Monday, August 25, 2014

Neither charter schools nor common core can save this failed school system in Kentucky

This is an extreme case; no other school system in Kentucky is remotely close to this bad.  But the point is that none of the one-sized-fits-all fixes promoted by freakazoid conservatards on one side and corporatizing neoliberals on the other would do a thing to bring decent public education to Breathitt County.

John Cheves at the Herald:

Breathitt County is not trusted to educate its children. How much longer that continues will be decided at a formal hearing in Frankfort this week.

In 2012, Breathitt County schools superintendent Arch Turner went to prison for running a vote-buying scheme with other local officials. As the bars clanked shut behind him, state audits showed that students routinely missed class and failed to learn; dropouts were erased from the books by reclassifying them as "homeschooled"; schools were in terrible disrepair; and the school district was running out of money, in part because of incompetent budgeting, inappropriate spending for insiders' personal benefit and an unnecessarily padded payroll.

The locally elected Breathitt County school board provided little oversight. Board members sometimes met for only 10 minutes to approve a list of items that Turner handed them.

The Kentucky Department of Education concluded that Breathitt County was incapable of cleaning up its mess.
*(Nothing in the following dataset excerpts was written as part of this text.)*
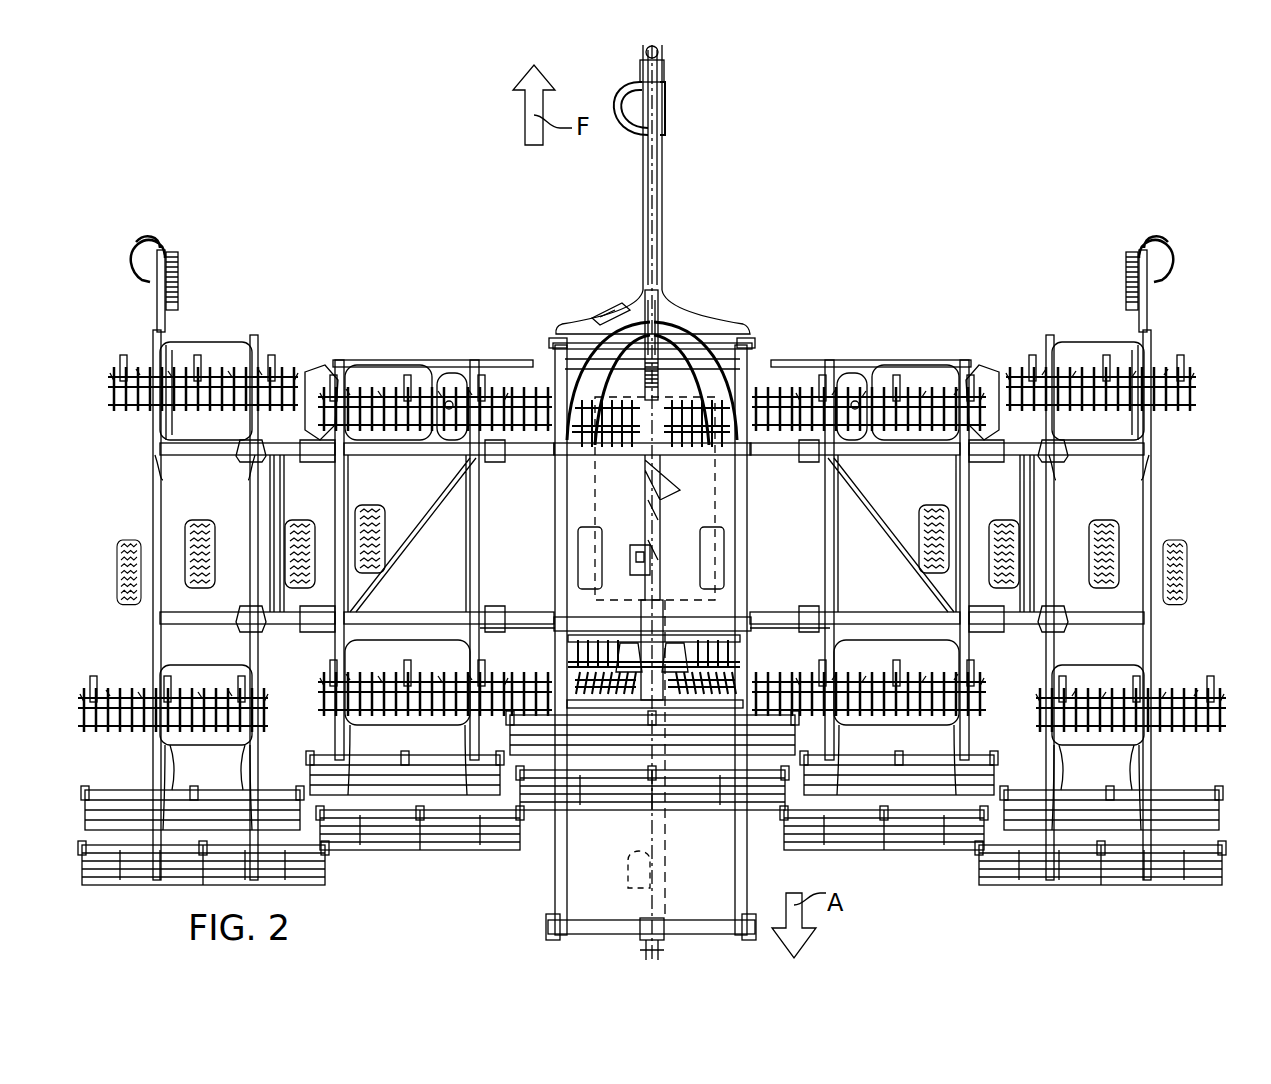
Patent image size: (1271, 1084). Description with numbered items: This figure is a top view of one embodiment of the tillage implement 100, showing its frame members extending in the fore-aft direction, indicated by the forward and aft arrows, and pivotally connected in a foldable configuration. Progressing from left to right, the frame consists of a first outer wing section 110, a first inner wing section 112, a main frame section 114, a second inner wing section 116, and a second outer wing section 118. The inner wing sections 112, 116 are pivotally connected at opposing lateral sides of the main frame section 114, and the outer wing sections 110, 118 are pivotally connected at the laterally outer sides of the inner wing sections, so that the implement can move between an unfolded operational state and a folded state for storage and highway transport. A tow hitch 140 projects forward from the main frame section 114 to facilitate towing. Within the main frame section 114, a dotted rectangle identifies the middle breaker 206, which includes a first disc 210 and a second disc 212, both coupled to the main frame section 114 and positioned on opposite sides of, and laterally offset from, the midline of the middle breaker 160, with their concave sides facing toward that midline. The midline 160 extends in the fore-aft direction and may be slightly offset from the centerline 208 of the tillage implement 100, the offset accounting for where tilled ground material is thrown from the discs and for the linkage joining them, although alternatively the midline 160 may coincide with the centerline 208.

The tillage implement 100 is at (962, 106).
The first outer wing section 110 is at (220, 260).
The first inner wing section 112 is at (381, 290).
The main frame section 114 is at (682, 266).
The second inner wing section 116 is at (903, 286).
The second outer wing section 118 is at (1087, 256).
The tow hitch 140 is at (688, 80).
The midline of the middle breaker 160 is at (630, 865).
The middle breaker 206 is at (688, 392).
The centerline of the tillage implement 208 is at (665, 845).
The first disc 210 is at (684, 489).
The second disc 212 is at (630, 560).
For the first time in 15 years, the state took over daily management of a school district and brought in its own superintendent, Larry Hammond, a Rockcastle County educator, to set things right.
The problem is that the elected school board categorically refuses to cooperate with the new superintendent, the state Department of Education, or anyone who does not want to restore the old system of corruption, fraud and no education.

Because if they do what's necessary to restore public education - primarily opposing a small increase in property taxes - local voters will throw them out of office.

This is why running and funding public education locally is the worst fucking idea since block grants.